Saturday, Submerged, Mission, Leeds. I'll be there. Two of my friends won't because they refuse to do the theme night. I'm not going in any costume; just my sexy self. I'll be going on my bill though, but who gives a hoot. I'm the kind of person who goes out looking to natter and paRty!
I should be meeting a guy there actually. Well, not meeting as such, but he could be there. He seems nice, but has that thing about him where he turned into one of those guys who keep repeating that I'm hot and blah, blah. So I know what he wants and it's not a chat.

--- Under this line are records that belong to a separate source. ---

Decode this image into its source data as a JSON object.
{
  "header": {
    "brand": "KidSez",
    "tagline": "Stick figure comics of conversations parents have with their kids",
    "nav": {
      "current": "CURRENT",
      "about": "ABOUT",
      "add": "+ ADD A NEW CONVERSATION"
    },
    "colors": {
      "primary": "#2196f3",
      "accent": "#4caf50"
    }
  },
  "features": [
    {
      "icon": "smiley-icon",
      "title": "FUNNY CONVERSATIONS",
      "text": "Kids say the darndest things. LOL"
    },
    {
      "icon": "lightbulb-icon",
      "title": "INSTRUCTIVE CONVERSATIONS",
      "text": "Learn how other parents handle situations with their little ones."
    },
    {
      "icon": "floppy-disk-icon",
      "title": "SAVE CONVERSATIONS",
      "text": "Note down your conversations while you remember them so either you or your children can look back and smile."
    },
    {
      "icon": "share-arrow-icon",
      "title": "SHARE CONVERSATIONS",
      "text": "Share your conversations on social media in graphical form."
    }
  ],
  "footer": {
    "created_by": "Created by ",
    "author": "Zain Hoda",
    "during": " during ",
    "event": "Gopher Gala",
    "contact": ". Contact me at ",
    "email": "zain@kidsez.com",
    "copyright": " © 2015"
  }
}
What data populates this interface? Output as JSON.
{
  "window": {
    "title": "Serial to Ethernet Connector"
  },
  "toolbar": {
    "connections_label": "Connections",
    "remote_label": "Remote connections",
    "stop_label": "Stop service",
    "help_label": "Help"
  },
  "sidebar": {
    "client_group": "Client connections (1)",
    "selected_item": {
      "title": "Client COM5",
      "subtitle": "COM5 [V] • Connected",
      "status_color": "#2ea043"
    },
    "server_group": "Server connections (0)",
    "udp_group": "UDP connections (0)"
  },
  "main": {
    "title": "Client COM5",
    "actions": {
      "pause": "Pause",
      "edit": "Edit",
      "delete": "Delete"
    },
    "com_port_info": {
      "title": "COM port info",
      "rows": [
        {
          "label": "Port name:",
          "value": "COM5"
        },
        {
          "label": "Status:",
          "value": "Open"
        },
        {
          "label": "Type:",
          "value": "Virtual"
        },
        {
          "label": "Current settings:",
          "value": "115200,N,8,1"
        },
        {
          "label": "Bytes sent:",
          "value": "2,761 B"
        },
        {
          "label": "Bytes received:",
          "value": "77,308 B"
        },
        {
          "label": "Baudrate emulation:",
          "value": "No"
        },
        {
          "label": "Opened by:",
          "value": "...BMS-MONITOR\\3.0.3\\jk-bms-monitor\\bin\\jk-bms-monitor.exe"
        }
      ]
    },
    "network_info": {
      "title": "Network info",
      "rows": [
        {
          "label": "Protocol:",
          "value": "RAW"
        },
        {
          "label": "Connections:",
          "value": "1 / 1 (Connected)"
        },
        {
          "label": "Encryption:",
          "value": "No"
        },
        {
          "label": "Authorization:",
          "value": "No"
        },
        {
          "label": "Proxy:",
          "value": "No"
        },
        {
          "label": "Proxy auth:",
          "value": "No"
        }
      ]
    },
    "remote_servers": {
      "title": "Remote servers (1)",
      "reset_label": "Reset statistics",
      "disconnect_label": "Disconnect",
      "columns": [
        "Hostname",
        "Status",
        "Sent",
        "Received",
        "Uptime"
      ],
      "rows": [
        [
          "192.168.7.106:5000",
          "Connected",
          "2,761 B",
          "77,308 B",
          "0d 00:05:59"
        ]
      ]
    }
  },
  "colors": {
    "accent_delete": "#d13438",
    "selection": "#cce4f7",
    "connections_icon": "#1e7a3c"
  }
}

I'm supposed to finish at 1:23pm today because I've been doing a bit of overtime and we're on flexitime. I'm trying to get this project done as soon as possible so I can get done all the other little bits. Hopefully, I'll have half a day tomorrow off so I can catch up with a few friends or all the one's I have in my phone. Since they got wiped I was pretty mortified.
I'm still looking for a new car as well. Since I got this BMW, I don't like it. It's big, it's chunky, it's going to be my death. I twitch and the power steering takes over!
I'm ignoring Dan's text messages for some reason. I don't know what's up with me or why I'm doing it, but it just feels right to do so. It might be because I think of him as just another person, rather than my best friend. I remember not too long ago when we went to NG1 in Nottingham. I called him on the day probably about 3 hours before I arrived telling him I was going and he was. Well, it was my first time there at NG1 (after spending a year in Derby and leaving) and he practically left me to it. He knows I'm the kind of guy who's forward, out there and speaks my mind, but I was lost at that time. Sure, I started talking to people. I mean, what else was there to do? -- But leaving me on my first night practically alone while he went off somewhere and nattered to his friends was uncalled for. I know for a fact if I did that to him in Leeds, he wouldn't be nattering to people, he would be clung to my side; but that's probably the difference. I know he's not like me, and he knows what I'm like. Is there really any justification? If he would leave me, should I leave him?
There's a Halloween party that he invited me to on the text message. I don't really want to go, so for the time being I'll just leave it. I think it's about time I enjoyed my weekend.